Ma sembra giusto? Quelle assemblee non potevano tenerle nelle sedi delle loro associazioni? Avrebbero partecipato gli infermieri e i portantini che non erano nel turno di servizio. Ma non ci sarebbe andato nessuno e, poi, non è mai nato un sindacato dei malati mentali? Almeno negli ospedali civili c’era e c’è il Tribunale dei malati anche se con poteri molto limitati. Ancora un altro fatto scandaloso: verso la fine degli anni Ottanta, il personale medico di un Ospedale psichiatrico sempre a Roma era ridotto al lumicino, perché i sanitari che andavano in pensione non potevano essere sostituiti in quanto l’ospedale doveva chiudere in virtù della legge Basaglia. E allora come primario di due reparti, ne era rimasto uno solo, senza un aiuto né un assistente, furono assegnati – a tempo determinato, di tre mesi in tre mesi – un dentista e ginecologo, un reumatologo, un cardiologo, un dermatologo.

Colleghi, tutti, rispettabilissimi, specializzati che però non sapevano nulla di psichiatria né di psicofarmacologia; qualcuno dei quali, addirittura, non aveva sostenuto, nel corso regolare degli studi di laurea, nemmeno l’esame di psichiatria, che all’epoca era ancora nell’ordinamento degli studi considerato un esame complementare non obbligatorio.
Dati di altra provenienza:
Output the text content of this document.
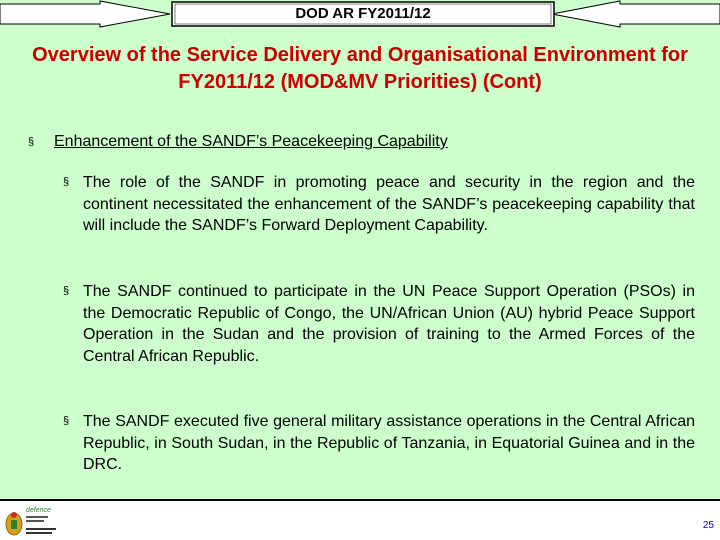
DOD AR FY2011/12
Overview of the Service Delivery and Organisational Environment for FY2011/12 (MOD&MV Priorities) (Cont)
§ Enhancement of the SANDF’s Peacekeeping Capability
§ The role of the SANDF in promoting peace and security in the region and the continent necessitated the enhancement of the SANDF’s peacekeeping capability that will include the SANDF’s Forward Deployment Capability.
§ The SANDF continued to participate in the UN Peace Support Operation (PSOs) in the Democratic Republic of Congo, the UN/African Union (AU) hybrid Peace Support Operation in the Sudan and the provision of training to the Armed Forces of the Central African Republic.
§ The SANDF executed five general military assistance operations in the Central African Republic, in South Sudan, in the Republic of Tanzania, in Equatorial Guinea and in the DRC.
defence
25
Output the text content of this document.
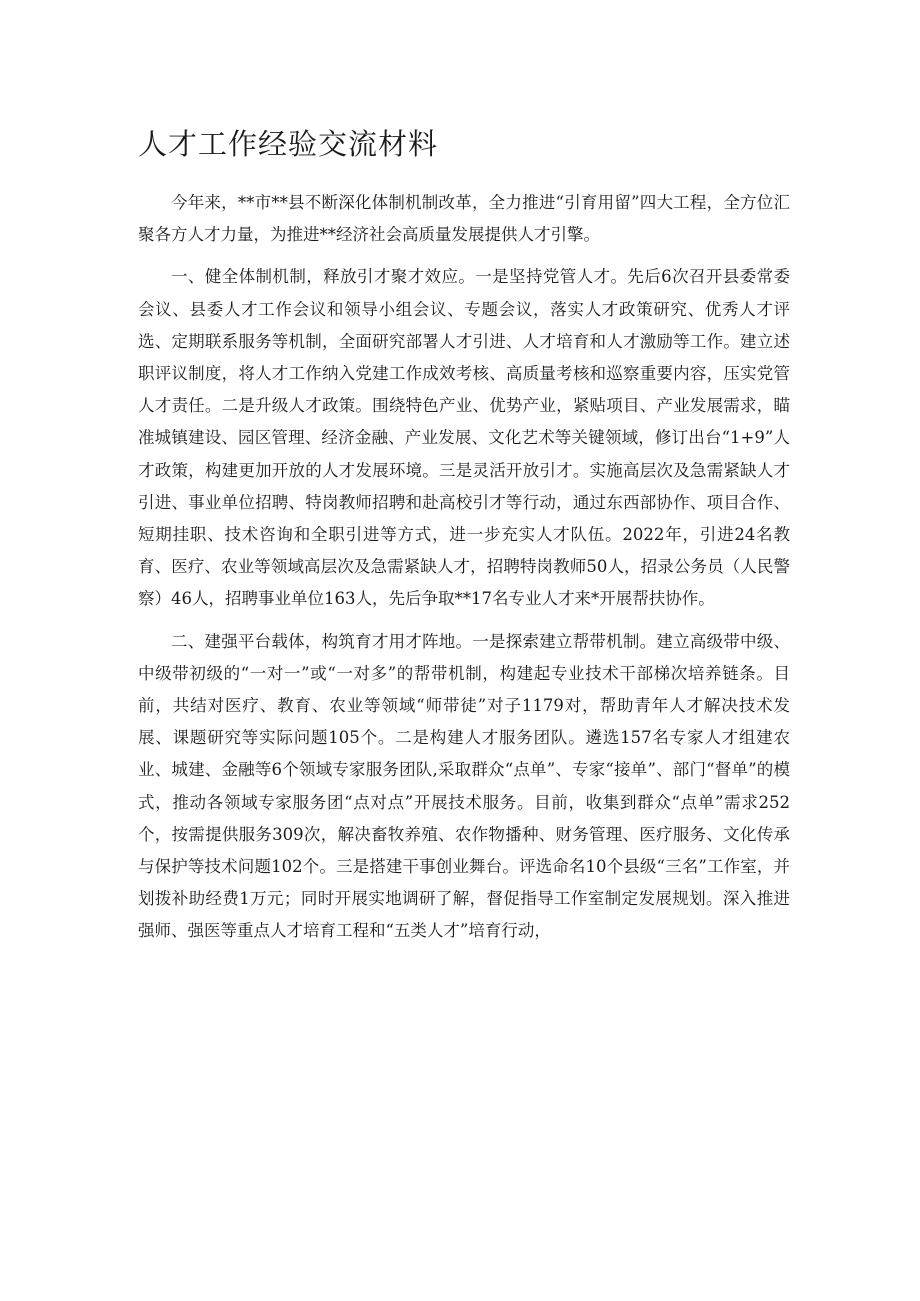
人才工作经验交流材料

今年来，**市**县不断深化体制机制改革，全力推进“引育用留”四大工程，全方位汇聚各方人才力量，为推进**经济社会高质量发展提供人才引擎。

一、健全体制机制，释放引才聚才效应。一是坚持党管人才。先后6次召开县委常委会议、县委人才工作会议和领导小组会议、专题会议，落实人才政策研究、优秀人才评选、定期联系服务等机制，全面研究部署人才引进、人才培育和人才激励等工作。建立述职评议制度，将人才工作纳入党建工作成效考核、高质量考核和巡察重要内容，压实党管人才责任。二是升级人才政策。围绕特色产业、优势产业，紧贴项目、产业发展需求，瞄准城镇建设、园区管理、经济金融、产业发展、文化艺术等关键领域，修订出台“1+9”人才政策，构建更加开放的人才发展环境。三是灵活开放引才。实施高层次及急需紧缺人才引进、事业单位招聘、特岗教师招聘和赴高校引才等行动，通过东西部协作、项目合作、短期挂职、技术咨询和全职引进等方式，进一步充实人才队伍。2022年，引进24名教育、医疗、农业等领域高层次及急需紧缺人才，招聘特岗教师50人，招录公务员（人民警察）46人，招聘事业单位163人，先后争取**17名专业人才来*开展帮扶协作。

二、建强平台载体，构筑育才用才阵地。一是探索建立帮带机制。建立高级带中级、中级带初级的“一对一”或“一对多”的帮带机制，构建起专业技术干部梯次培养链条。目前，共结对医疗、教育、农业等领域“师带徒”对子1179对，帮助青年人才解决技术发展、课题研究等实际问题105个。二是构建人才服务团队。遴选157名专家人才组建农业、城建、金融等6个领域专家服务团队,采取群众“点单”、专家“接单”、部门“督单”的模式，推动各领域专家服务团“点对点”开展技术服务。目前，收集到群众“点单”需求252个，按需提供服务309次，解决畜牧养殖、农作物播种、财务管理、医疗服务、文化传承与保护等技术问题102个。三是搭建干事创业舞台。评选命名10个县级“三名”工作室，并划拨补助经费1万元；同时开展实地调研了解，督促指导工作室制定发展规划。深入推进强师、强医等重点人才培育工程和“五类人才”培育行动，
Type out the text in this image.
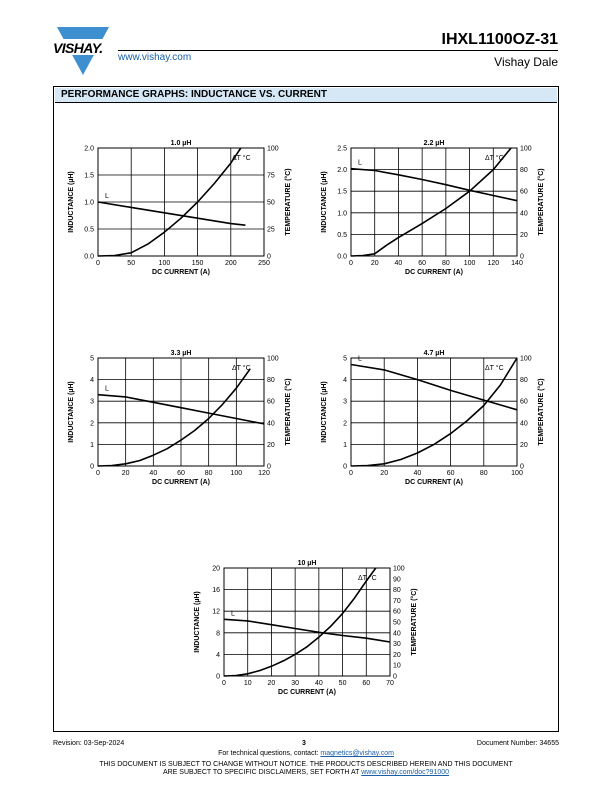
VISHAY.
www.vishay.com
IHXL1100OZ-31
Vishay Dale
PERFORMANCE GRAPHS: INDUCTANCE VS. CURRENT
1.0 µH
0	50	100	150	200	250
0.0
0.5
1.0
1.5
2.0
0
25
50
75
100
DC CURRENT (A)
INDUCTANCE (µH)	TEMPERATURE (°C)
L
ΔT °C
2.2 µH
0	20 40 60 80 100 120 140
0.0
0.5
1.0
1.5
2.0
2.5
0
20
40
60
80
100
DC CURRENT (A)
INDUCTANCE (µH)	TEMPERATURE (°C)
L
ΔT °C
3.3 µH
0	20	40	60	80	100 120
0
1
2
3
4
5
0
20
40
60
80
100
DC CURRENT (A)
INDUCTANCE (µH)	TEMPERATURE (°C)
L
ΔT °C
4.7 µH
0	20	40	60	80	100
0
1
2
3
4
5
0
20
40
60
80
100
DC CURRENT (A)
INDUCTANCE (µH)	TEMPERATURE (°C)
L
ΔT °C
10 µH
0	10 20 30 40 50 60 70
0
4
8
12
16
20
0
10
20
30
40
50
60
70
80
90
100
DC CURRENT (A)
INDUCTANCE (µH)	TEMPERATURE (°C)
L
ΔT °C
Revision: 03-Sep-2024	3	Document Number: 34655
For technical questions, contact: magnetics@vishay.com
THIS DOCUMENT IS SUBJECT TO CHANGE WITHOUT NOTICE. THE PRODUCTS DESCRIBED HEREIN AND THIS DOCUMENT
ARE SUBJECT TO SPECIFIC DISCLAIMERS, SET FORTH AT www.vishay.com/doc?91000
In parole semplici si poteva non sostenere, come molti facevano.

Quell’esame complementare finalmente fu reso obbligatorio verso la metà degli anni Novanta. Meglio tardi che mai! Ancora oggi ci domandiamo come facciano alcune persone – perlopiù politici e medici delle Istituzioni – a pensare e a dire che il nostro Servizio sanitario Nazionale (SSN in sigla) è il migliore possibile, tanto che all’estero ce lo invidiano. Ma pare proprio che questa sia solo una grande fake-news!